Sofia Coppola, dopo “il giardino delle vergini suicide” e “Lost in translation” presenta nel 2006 un ritratto del tutto inedito di Maria Antonietta. La regista, leone d’oro per “Somewhere”, non delinea il tradizionale profilo di una regina pronta a sposare il futuro re di Francia, l’ingegno della Coppola è stato quello di oltrepassare il taglio documentale del classico film storico verso il quale era disinteressata, calando invece la sovrana – bambina nella contemporaneità, rappresentandola come una teenager – icona del pop, amante delle feste e della musica. È già perché la popular art si manifesta continuamente nel film esaurendo a pieno i propri aspetti.

I valori fondamentali dell’ arte popolare, sono l’esaltazione di idoli rappresentativi all’interno di uno schema che si può’ riassumere nei concetti di bellezza-potere e moda, tre aspetti che in Maria Antonietta abbondano.

Attraverso la “moda” gli attori portano acconciature estrose dal verticalismo tipico dell’abbigliamento settecentesco (Oscar migliori costumi a Milena Canonero), si atteggiano in modo eccentrico come eroine.
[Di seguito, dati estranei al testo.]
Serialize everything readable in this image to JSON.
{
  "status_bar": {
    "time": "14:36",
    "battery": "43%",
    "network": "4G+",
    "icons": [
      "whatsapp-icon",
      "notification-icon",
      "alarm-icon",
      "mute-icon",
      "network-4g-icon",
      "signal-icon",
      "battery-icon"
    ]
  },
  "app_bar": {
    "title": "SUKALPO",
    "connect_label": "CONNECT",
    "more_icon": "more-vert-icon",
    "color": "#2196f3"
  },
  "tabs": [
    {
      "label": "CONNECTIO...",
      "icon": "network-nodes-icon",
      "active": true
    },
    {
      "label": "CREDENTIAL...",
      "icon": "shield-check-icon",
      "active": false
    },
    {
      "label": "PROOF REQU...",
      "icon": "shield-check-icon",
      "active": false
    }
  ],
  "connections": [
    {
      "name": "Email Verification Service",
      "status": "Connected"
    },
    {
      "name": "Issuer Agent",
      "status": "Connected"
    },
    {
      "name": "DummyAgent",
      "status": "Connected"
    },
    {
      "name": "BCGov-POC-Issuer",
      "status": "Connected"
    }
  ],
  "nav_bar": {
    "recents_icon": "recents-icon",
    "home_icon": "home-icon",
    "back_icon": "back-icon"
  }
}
Indossano vesti dai colori accesi e contrapposti che richiamano le composizioni immortalate sulle tele della pop art.

Andy Warhol e i suoi successori, accostavano le tonalità calde a quelle fredde, così la stessa logica cromatica la ritroviamo nel ritratto della sovrana. Chiaro e omogeneo l’incarnato della protagonista è in netto contrasto con i colori ghiaccio delle vesti, a sua volta in contrapposizione con i merletti rosei e il trucco dai toni caldi, reso con quella leggerezza applicata ai ritratti di Alexandre Kucharsky, pittore di corte alla reggia di Versailles, si rende così con tali accostamenti, un insieme di immagini per il film tutt’altro che stridenti ma armoniche.
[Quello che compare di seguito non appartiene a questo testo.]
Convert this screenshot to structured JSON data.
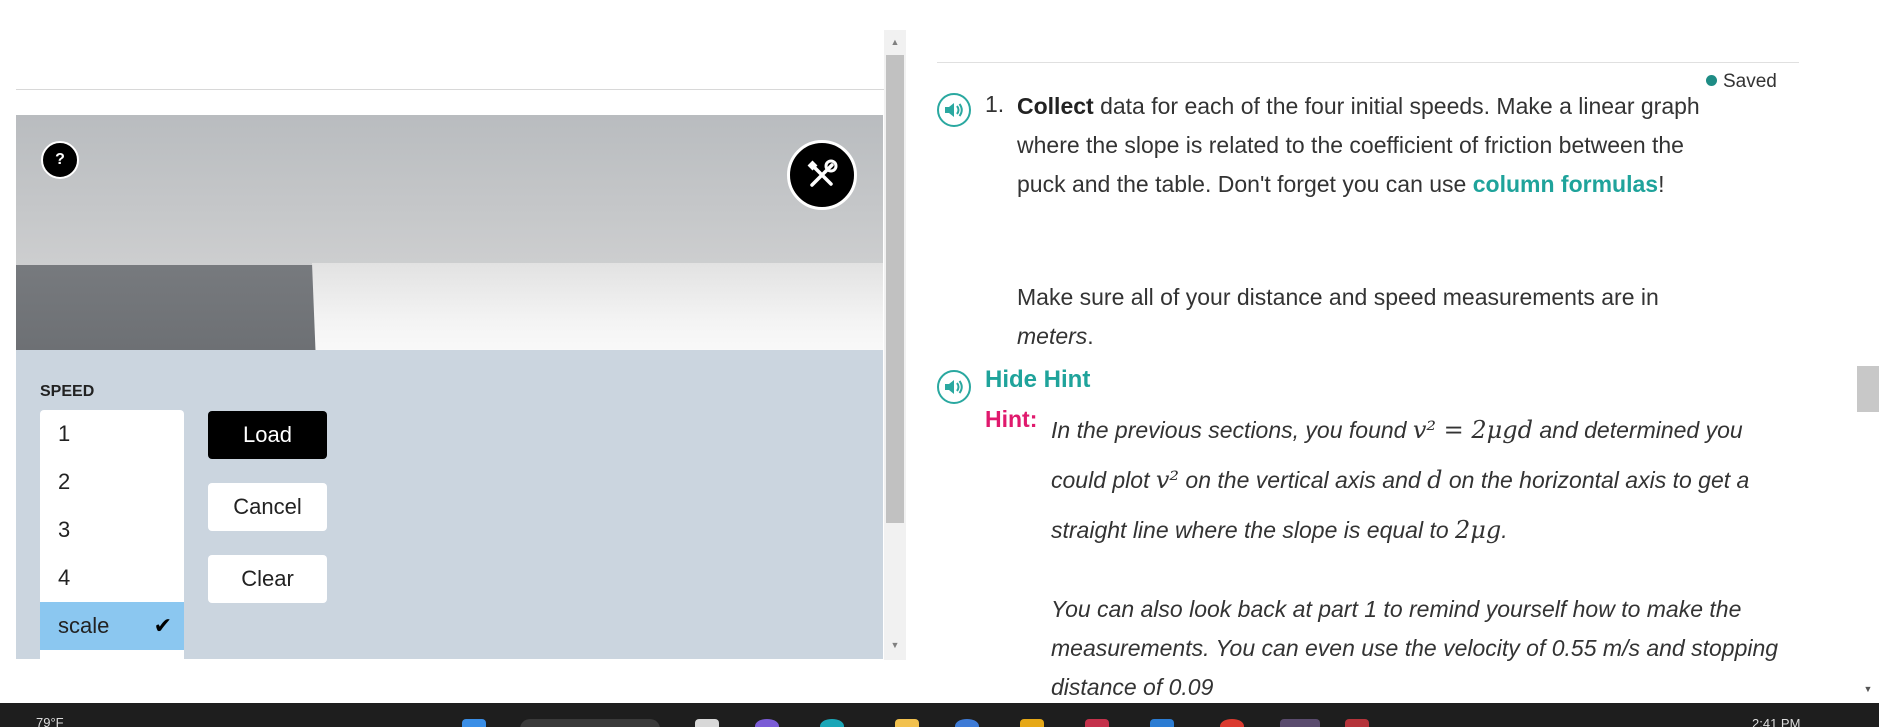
{
  "left": {
    "help_label": "?",
    "speed_label": "SPEED",
    "speed_options": [
      "1",
      "2",
      "3",
      "4",
      "scale"
    ],
    "selected_option": "scale",
    "buttons": {
      "load": "Load",
      "cancel": "Cancel",
      "clear": "Clear"
    }
  },
  "right": {
    "saved_status": "Saved",
    "question": {
      "number": "1.",
      "bold_lead": "Collect",
      "text": " data for each of the four initial speeds. Make a linear graph where the slope is related to the coefficient of friction between the puck and the table. Don't forget you can use ",
      "link_text": "column formulas",
      "text_end": "!",
      "note_before": "Make sure all of your distance and speed measurements are in ",
      "note_italic": "meters",
      "note_end": "."
    },
    "hint": {
      "toggle_label": "Hide Hint",
      "label": "Hint:",
      "line_a": "In the previous sections, you found ",
      "math_a": "v² = 2μgd",
      "line_b": " and determined you could plot ",
      "math_b": "v²",
      "line_c": " on the vertical axis and ",
      "math_c": "d",
      "line_d": " on the horizontal axis to get a straight line where the slope is equal to ",
      "math_d": "2μg",
      "line_e": ".",
      "paragraph2": "You can also look back at part 1 to remind yourself how to make the measurements. You can even use the velocity of 0.55 m/s and stopping distance of 0.09"
    }
  },
  "taskbar": {
    "weather": "79°F",
    "clock": "2:41 PM"
  },
  "colors": {
    "accent_teal": "#1fa39b",
    "hint_pink": "#e0196d",
    "selected_blue": "#8bc7f0",
    "controls_bg": "#cbd5df"
  }
}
L’altro elemento fondamentale dell’arte pop è il “consumismo” Maria in una scena si fa calzare le scarpe (sono presenti anche un paio di Converse) all’ultima moda dalla cameriera, mentre si distende sulla poltrona circondata da deliziose torte, le cui forme richiamano le architetture di Claes Oldenburg e sono caratterizzate da una “ripetitività” decorativa. La ripetizione di oggetti e accessori è un altro principio che riecheggia continuamente nella pellicola della Coppola in un’analogia più che perfetta con le tele dell’arte popolare.

Lo scenografo K.K. Barett non può non conoscere bene Andy Warhol, Claes Oldenburg, Tom Wesselmann, James Rosenquist, Roy Lichtenstein perché questa pellicola è l’esito cinematografico di un riepilogo di quelli che sono gli effetti della pop art americana. Il film della Coppola riesce a dare un’opportunità al pubblico nel comprendere maggiormente questa corrente consumistica degli anni ’60, rendendosi uno strumento pratico per la spiegazione di questo movimento artistico.

Scritto da Melissa Chiarizia.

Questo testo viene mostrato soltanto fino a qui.